Torwart-Entscheidung gefallen: Giefer hat eine Chance verdient

24.08.2018

Augsburg-Trainer Manuel Baum trifft eine unpopuläre Entscheidung. Sorgen muss das den FCA-Fans nicht bereiten.

Fabian Giefer wird künftig in der Bundesliga das Tor des FC Augsburg hüten. Dies hat unsere Redaktion vor dem Ligaauftakt gegen Fortuna Düsseldorf erfahren. Sorgen muss diese Entscheidung den Fans des FCA nicht bereiten. Baum hat sich nicht gegen Andreas Luthe entschieden, er hat sich für Giefer entschieden. Das ist Ausdruck dessen, dass beide Torhüter eine gute Wahl gewesen wären. Wiederholt hatte Baum in den vergangenen Tagen darauf hingewiesen, wie schwer ihm diese Entscheidung fallen werde, er sprach von "schlaflosen Nächten".

Hätte sich Baum für Luthe entschieden, wäre das die vermeintlich populärere Entscheidung gewesen. Luthe hat sich in den vergangenen zwei Jahren als herausragender Teamplayer präsentiert. Der besonnene Profi weiß sich auszudrücken, engagiert sich sozial und genießt innerhalb und außerhalb der Mannschaft hohes Ansehen. Zudem wusste der 31-Jährige in seinen bisherigen fünf Pflichtspielen für den FCA zu überzeugen, zuletzt erwies er sich in der ersten Hauptrunde des DFB-Pokal als zuverlässiger Rückhalt.

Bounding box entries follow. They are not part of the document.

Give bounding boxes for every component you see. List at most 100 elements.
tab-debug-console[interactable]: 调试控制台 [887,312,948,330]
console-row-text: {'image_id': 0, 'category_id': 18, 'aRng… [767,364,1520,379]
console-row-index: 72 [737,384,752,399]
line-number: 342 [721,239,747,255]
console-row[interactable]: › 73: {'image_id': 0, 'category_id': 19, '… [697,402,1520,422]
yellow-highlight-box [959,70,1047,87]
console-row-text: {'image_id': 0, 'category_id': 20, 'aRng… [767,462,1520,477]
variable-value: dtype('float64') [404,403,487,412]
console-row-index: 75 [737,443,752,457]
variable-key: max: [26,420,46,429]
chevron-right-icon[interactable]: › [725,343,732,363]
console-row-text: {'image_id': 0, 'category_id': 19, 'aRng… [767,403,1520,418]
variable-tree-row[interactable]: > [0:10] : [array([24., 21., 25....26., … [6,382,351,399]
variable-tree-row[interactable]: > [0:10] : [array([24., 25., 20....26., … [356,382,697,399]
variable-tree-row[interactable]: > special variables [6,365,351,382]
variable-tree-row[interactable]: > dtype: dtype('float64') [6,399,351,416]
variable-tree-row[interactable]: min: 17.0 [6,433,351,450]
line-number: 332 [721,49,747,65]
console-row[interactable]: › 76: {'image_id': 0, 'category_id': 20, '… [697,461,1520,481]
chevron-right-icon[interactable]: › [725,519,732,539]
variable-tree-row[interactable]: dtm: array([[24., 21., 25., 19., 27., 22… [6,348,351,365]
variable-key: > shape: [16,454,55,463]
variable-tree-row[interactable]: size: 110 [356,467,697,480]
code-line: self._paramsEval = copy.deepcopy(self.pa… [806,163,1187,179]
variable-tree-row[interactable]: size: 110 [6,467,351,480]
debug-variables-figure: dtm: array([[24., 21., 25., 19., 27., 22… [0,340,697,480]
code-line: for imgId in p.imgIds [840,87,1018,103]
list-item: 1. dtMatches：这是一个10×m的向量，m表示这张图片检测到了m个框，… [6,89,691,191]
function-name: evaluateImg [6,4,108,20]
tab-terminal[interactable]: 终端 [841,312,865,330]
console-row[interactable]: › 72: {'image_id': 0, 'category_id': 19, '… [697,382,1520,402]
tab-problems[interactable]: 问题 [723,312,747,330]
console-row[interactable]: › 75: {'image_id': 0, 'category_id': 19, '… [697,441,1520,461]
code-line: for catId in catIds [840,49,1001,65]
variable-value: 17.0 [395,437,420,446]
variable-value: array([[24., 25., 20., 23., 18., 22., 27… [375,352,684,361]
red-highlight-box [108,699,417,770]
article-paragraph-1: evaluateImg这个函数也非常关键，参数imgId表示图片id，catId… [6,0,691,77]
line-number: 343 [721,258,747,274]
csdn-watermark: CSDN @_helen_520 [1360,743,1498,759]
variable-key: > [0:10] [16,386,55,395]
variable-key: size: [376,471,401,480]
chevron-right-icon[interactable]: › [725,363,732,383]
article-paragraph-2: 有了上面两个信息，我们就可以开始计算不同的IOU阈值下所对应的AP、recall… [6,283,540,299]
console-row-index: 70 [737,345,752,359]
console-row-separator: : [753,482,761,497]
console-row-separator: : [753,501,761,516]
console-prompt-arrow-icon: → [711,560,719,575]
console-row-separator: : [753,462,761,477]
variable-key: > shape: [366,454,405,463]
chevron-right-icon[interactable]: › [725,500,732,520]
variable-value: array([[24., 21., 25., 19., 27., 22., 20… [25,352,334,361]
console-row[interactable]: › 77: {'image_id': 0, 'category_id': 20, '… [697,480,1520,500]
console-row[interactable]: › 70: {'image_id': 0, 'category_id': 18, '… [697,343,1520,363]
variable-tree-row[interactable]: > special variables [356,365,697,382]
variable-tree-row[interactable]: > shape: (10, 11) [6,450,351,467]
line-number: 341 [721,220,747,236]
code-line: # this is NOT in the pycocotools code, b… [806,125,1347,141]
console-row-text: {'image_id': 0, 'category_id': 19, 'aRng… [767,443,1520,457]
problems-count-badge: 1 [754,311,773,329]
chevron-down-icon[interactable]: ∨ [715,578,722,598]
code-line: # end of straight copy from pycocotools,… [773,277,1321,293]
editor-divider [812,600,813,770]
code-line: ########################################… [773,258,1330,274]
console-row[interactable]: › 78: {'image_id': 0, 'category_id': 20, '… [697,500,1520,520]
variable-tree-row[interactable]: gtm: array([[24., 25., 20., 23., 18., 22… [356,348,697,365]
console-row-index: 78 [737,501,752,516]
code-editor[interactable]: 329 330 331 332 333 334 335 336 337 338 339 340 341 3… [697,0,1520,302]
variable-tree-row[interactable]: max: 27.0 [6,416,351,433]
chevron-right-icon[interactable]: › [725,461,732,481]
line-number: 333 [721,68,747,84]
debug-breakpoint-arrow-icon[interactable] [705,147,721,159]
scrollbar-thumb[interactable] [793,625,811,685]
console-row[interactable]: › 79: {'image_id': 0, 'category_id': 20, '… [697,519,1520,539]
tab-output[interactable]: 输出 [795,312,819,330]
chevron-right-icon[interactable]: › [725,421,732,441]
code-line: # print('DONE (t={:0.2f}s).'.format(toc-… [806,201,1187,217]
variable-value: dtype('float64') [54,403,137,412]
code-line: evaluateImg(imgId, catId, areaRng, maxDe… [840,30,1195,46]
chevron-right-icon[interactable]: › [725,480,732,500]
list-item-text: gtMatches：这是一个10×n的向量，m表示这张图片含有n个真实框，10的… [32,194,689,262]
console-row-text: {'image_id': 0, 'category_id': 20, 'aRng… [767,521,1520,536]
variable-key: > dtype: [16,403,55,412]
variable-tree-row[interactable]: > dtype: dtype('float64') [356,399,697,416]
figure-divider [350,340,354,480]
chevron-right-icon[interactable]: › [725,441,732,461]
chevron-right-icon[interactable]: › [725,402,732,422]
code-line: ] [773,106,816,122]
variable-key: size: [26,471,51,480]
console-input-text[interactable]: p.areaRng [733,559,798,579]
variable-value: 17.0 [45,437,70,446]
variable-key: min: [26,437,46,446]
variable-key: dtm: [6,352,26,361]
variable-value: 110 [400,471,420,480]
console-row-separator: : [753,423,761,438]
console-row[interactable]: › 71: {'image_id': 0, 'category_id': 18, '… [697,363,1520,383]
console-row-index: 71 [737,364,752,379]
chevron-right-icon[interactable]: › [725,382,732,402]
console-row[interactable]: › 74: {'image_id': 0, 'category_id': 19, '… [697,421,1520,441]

Giefer setzt sich durch - fürs Erste

Luthe trug in der Saison 2016/17 in den letzten beiden Bundesligaspielen dazu bei, dass der FCA die Klasse hielt. Gegen Ende der vergangenen Saison setzte ihn Trainer Baum zweimal ein, als der FCA die Klasse gehalten hatte und der Abschied von Stammtorhüter Marwin Hitz feststand. Luthe schien im Sommer die bessere Ausgangslage im Torwartduell zu besitzen, fürs Erste setzte sich aber Giefer durch.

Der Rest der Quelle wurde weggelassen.